Hannah dedicated her world title victory to her mum and says the sport helped her at a vital time.
Speaking on BBC Radio Scotland’s Mornings with Stephen Jardine, Hannah said: “My mum was diagnosed with cancer and it was a very rapid decline unfortunately. We lost her six months later.
“During that time my dad said I should try to go to the gym to clear my head.
“Boxing was a great way to switch off but also to get rid of the frustration and anger. And it really helped me with the grieving process once my mum passed away.”
Hannah’s mum never saw her fight but was always very supportive.
The boxing champ says her family has always been important and speaks frequently of the support she has from dad Andrew and her two sisters in both her boxing career and her music career.
As well as being an elite athlete, Hannah is a professional classical musician. An accomplished bassoonist, she attended the Royal Conservatoire of Scotland and then completed a Masters degree at the Royal Academy of Music in London. It was in London that she discovered boxing.
She said: “I was doing it for fitness. I really enjoyed going to the classes. It was a great way to get a sweat on and I fell in love with it a little bit.
“So I did some white collar fights for charities and then wanted to take it a bit further and went down the professional route.
“As a child I did Taekwondo and liked contact sport. The discipline of the training appealed to me.”
Her coach, Noel Callan, was warned to take special care of her valuable hands.
Hannah said: “One of the first things I said to him was ‘I have a classical music career, will you take good care of my hands’, so he always specially wrapped my hands to look after them.”
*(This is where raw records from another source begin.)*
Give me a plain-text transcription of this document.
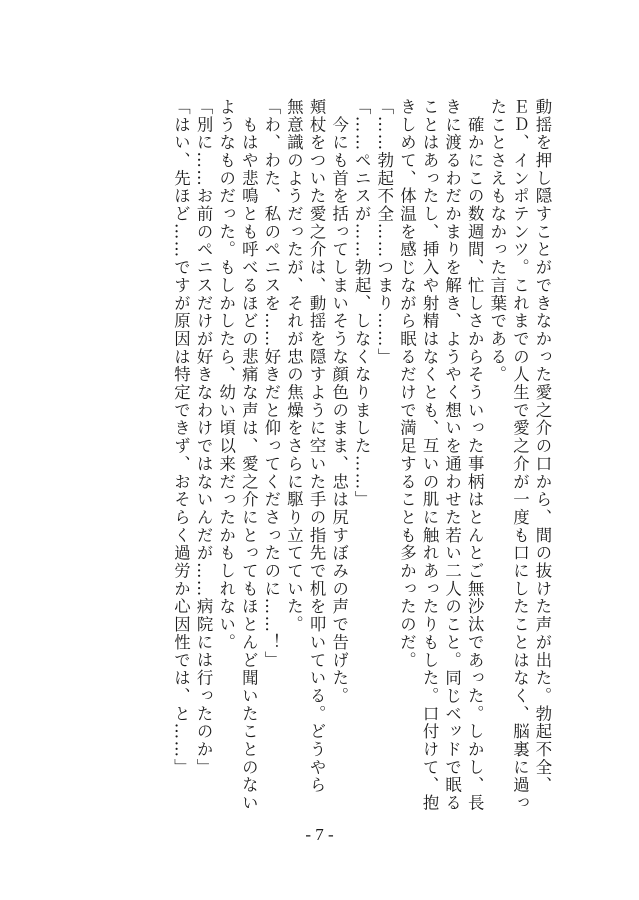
動揺を押し隠すことができなかった愛之介の口から、間の抜けた声が出た。勃起不全、
ＥＤ、インポテンツ。これまでの人生で愛之介が一度も口にしたことはなく、脳裏に過っ
たことさえもなかった言葉である。
　確かにこの数週間、忙しさからそういった事柄はとんとご無沙汰であった。しかし、長
きに渡るわだかまりを解き、ようやく想いを通わせた若い二人のこと。同じベッドで眠る
ことはあったし、挿入や射精はなくとも、互いの肌に触れあったりもした。口付けて、抱
きしめて、体温を感じながら眠るだけで満足することも多かったのだ。
「……勃起不全……つまり……」
「……ペニスが……勃起、しなくなりました……」
　今にも首を括ってしまいそうな顔色のまま、忠は尻すぼみの声で告げた。
頬杖をついた愛之介は、動揺を隠すように空いた手の指先で机を叩いている。どうやら
無意識のようだったが、それが忠の焦燥をさらに駆り立てていた。
「わ、わた、私のペニスを……好きだと仰ってくださったのに……！」
　もはや悲鳴とも呼べるほどの悲痛な声は、愛之介にとってもほとんど聞いたことのない
ようなものだった。もしかしたら、幼い頃以来だったかもしれない。
「別に……お前のペニスだけが好きなわけではないんだが……病院には行ったのか」
「はい、先ほど……ですが原因は特定できず、おそらく過労か心因性では、と……」
- 7 -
The bout in Paisley on 15 June was her tenth fight and her third attempt at a world title.
She previously lost world title bouts at super-middleweight and middleweight in the United States before a third attempt in front of a home crowd in Scotland.
The fighter was a unanimous winner, with the judges scoring the 10-round fight 96-94 in her favour.
She said: “It was such an important night for me. To be able to fight at home was one of the best things ever.
“As a boxer, to fight for a world title in your home country in front of your own people is something really, really special and we all strive to get that opportunity.
“I was finally fighting at my true weight. It was a really exciting experience and one of my most nerve-wracking fights.”
Hannah won the title with a unanimous points decision over American Sarah Curran in Paisley, just a few days before the sixth anniversary of losing mum Clare.
The achievement won her two weeks off from the gym but she is now back in training to defend her world title in November.
She has been given the nickname “The Classical Warrior”, a name she quite likes as it marries her two passions together.
She still has a full musical career, performing freelance with professional orchestras, teaching music to children in schools and performing in her quintet Coriolis in care homes and schools.
Hannah also encourages other females to get involved in her sport.
“I really hope young girls are inspired to get involved in boxing and to be an inspiration to them,” she said. “I’m so lucky to have two careers that I love. If my bassoon’s driving me mad, I go down to the gym and if boxing’s driving me mad, I go to my bassoon.
“That’s a balanced life. Music is something I can fall back on at any time in my career and my life.”